A piece about Science and Religion in which I unfortunately refer to economics as a science. Not because I think it is an exact science, but because some people treat it as though it were.

Here's a review of David Cayley's book, where he interviews Ivan Illich, the ex-communicated priest who believed that Western Civilization is fundamentally a perversion of the New Testament.

This article is still, probably, what I consider my best work. It's about how corporations are not, will not, and should not become "ethical" and/or "creative". They're meant to make money, and they should do just that, within reason (that is, regulation).

Here's my plug for Canadian writer Brian Fawcett, and his book Virtual Clearcut: Or, The Way Things Are In My Hometown.

I got the idea for this piece about Democracy and Education while riding the bus to school.

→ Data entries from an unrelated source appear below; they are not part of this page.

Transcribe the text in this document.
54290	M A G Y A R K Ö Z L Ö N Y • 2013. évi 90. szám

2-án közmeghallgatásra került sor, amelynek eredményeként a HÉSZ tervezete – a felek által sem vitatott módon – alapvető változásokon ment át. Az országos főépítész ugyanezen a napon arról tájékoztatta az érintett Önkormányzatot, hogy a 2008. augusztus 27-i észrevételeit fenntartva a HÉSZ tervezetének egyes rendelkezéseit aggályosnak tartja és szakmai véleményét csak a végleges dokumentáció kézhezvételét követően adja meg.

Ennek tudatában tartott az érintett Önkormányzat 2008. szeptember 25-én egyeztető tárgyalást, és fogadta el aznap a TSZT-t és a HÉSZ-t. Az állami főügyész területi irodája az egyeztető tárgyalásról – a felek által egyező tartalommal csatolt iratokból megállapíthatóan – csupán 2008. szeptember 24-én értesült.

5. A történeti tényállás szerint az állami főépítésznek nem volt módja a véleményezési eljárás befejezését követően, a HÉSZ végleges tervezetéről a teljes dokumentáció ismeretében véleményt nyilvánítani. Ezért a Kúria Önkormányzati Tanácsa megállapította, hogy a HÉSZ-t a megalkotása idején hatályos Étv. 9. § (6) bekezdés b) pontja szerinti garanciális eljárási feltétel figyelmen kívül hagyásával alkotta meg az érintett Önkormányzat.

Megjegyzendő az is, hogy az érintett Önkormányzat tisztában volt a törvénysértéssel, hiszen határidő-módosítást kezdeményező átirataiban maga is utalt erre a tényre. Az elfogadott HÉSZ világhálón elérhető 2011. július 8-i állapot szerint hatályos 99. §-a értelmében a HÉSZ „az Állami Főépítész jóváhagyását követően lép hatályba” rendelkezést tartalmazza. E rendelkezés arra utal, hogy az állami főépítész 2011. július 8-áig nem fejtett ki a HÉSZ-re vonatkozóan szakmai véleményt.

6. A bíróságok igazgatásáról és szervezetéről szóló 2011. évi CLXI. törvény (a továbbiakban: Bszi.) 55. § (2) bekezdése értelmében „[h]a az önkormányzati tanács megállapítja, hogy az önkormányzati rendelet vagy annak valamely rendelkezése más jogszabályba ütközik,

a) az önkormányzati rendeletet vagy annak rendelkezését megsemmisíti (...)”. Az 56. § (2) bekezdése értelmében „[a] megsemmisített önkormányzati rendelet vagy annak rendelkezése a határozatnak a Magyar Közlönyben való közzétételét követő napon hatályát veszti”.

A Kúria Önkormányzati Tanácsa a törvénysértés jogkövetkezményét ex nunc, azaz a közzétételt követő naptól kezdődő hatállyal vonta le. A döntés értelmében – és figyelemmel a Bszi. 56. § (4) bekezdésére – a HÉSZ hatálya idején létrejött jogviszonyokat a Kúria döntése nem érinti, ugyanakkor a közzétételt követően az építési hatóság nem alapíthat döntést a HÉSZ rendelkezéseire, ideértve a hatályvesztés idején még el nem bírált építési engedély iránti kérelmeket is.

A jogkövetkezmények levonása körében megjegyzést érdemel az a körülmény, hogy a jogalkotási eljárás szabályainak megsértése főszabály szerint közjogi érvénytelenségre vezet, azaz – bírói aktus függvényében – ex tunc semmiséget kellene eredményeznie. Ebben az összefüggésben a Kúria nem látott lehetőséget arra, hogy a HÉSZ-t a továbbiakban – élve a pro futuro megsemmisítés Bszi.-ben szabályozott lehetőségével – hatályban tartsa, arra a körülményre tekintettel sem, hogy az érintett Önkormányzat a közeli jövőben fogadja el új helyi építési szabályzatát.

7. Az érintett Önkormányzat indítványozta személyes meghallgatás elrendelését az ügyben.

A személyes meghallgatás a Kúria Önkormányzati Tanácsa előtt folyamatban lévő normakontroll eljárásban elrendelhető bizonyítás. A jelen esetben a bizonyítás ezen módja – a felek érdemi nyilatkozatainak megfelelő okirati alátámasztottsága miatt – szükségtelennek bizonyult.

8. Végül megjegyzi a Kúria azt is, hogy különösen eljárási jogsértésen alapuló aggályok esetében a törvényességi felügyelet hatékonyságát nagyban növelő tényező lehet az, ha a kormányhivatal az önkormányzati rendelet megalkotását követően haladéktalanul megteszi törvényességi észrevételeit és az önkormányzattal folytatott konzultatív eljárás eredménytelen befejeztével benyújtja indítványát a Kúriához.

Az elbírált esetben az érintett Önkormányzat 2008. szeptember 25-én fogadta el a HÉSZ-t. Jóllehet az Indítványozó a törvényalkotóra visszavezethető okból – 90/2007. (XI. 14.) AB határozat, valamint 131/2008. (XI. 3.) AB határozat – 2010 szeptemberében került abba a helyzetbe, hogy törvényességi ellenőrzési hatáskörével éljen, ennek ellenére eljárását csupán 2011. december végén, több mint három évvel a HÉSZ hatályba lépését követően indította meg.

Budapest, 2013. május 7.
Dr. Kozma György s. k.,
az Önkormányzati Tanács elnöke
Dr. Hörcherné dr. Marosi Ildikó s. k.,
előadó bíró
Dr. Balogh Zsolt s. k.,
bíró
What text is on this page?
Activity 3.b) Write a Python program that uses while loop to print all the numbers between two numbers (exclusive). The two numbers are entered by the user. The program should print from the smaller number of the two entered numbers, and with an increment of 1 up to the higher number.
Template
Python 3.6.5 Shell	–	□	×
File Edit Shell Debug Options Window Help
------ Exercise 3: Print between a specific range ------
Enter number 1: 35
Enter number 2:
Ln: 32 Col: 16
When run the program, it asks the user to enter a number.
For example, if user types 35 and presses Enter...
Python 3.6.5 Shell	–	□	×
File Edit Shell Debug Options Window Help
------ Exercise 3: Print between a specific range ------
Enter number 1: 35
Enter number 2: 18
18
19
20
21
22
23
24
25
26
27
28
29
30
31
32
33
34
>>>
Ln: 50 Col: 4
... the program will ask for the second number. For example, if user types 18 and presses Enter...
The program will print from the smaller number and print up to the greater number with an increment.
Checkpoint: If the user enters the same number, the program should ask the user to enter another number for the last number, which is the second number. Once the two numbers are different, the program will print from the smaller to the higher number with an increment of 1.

See why.

And I got the idea for this article about Remembrance Day while taking a leak in a urinal. Curious?

Here's my most counterintuitive piece yet, in which I argue that apathy is a natural and noble political stance, given the state of today's politics (and activism).

For my college paper, "The Capilano Courier":

Since their website only went back up recently, all I have are these two article from the Spring 2008 term. One is about the NGO Brain Drain (a term I proudly coined), and the other is about my experience with SFU's Undergraduate Semester in Dialogue, about which I'll post a follow-up blog.

However, the University of Manitoba's student paper, The Manitoban, and the University of Lethbridge picked up an article of mine on the College-University Press (CUP) wire, about wartime rhetoric and governmental Orwellian Newspeak.

And for the Simon Fraser University paper, "The Peak":

My first article for a university paper, and it was a diss of student journalism. It elicited this response from someone who felt they needed to come to the defense of the idea of political revolution, which I had discounted as a sensible option in the initial article. So I responded with this article, explaining in more detail my distaste for the romantic and currently appealing, anti-establishment fad of revolution.

Here's a piece comparing John Ralston Saul and Brian Fawcett, two of my favorite (and two of Canada's most important) writers.

This is my rant about students not talking enough in class, and about classroom dynamics in general.

And here's my polemic against the assumption that art is mostly about self-expression.

Well, I think that's it. Please send thoughts, threats and refutations my way.

Your humble servant,
Matthew William Hogan

Baby's first Blog

Hey Friends,

Despite my snobbish reluctance, laziness, and e-igonorance, I've started a blog.

My plan here is to put up all the stuff that won't get publised elsewhere. But that makes it sound as though I'm a rebel writer, thinking and writing stuff that's too extreme for The Man. This isn't the case. This blog is the stuff that I simply can't (and probably shouldn't) get published elsewhere. But we'll see.

I'll be talking about everything from politics to reality TV, and from books to what happened to me that day on the street. I said "On Everything", and I meant it.

I'll also try to make the entries short, sweet, and, hopefully, entertaining. And your feedback, kind blog-reader, will be more than appreciated.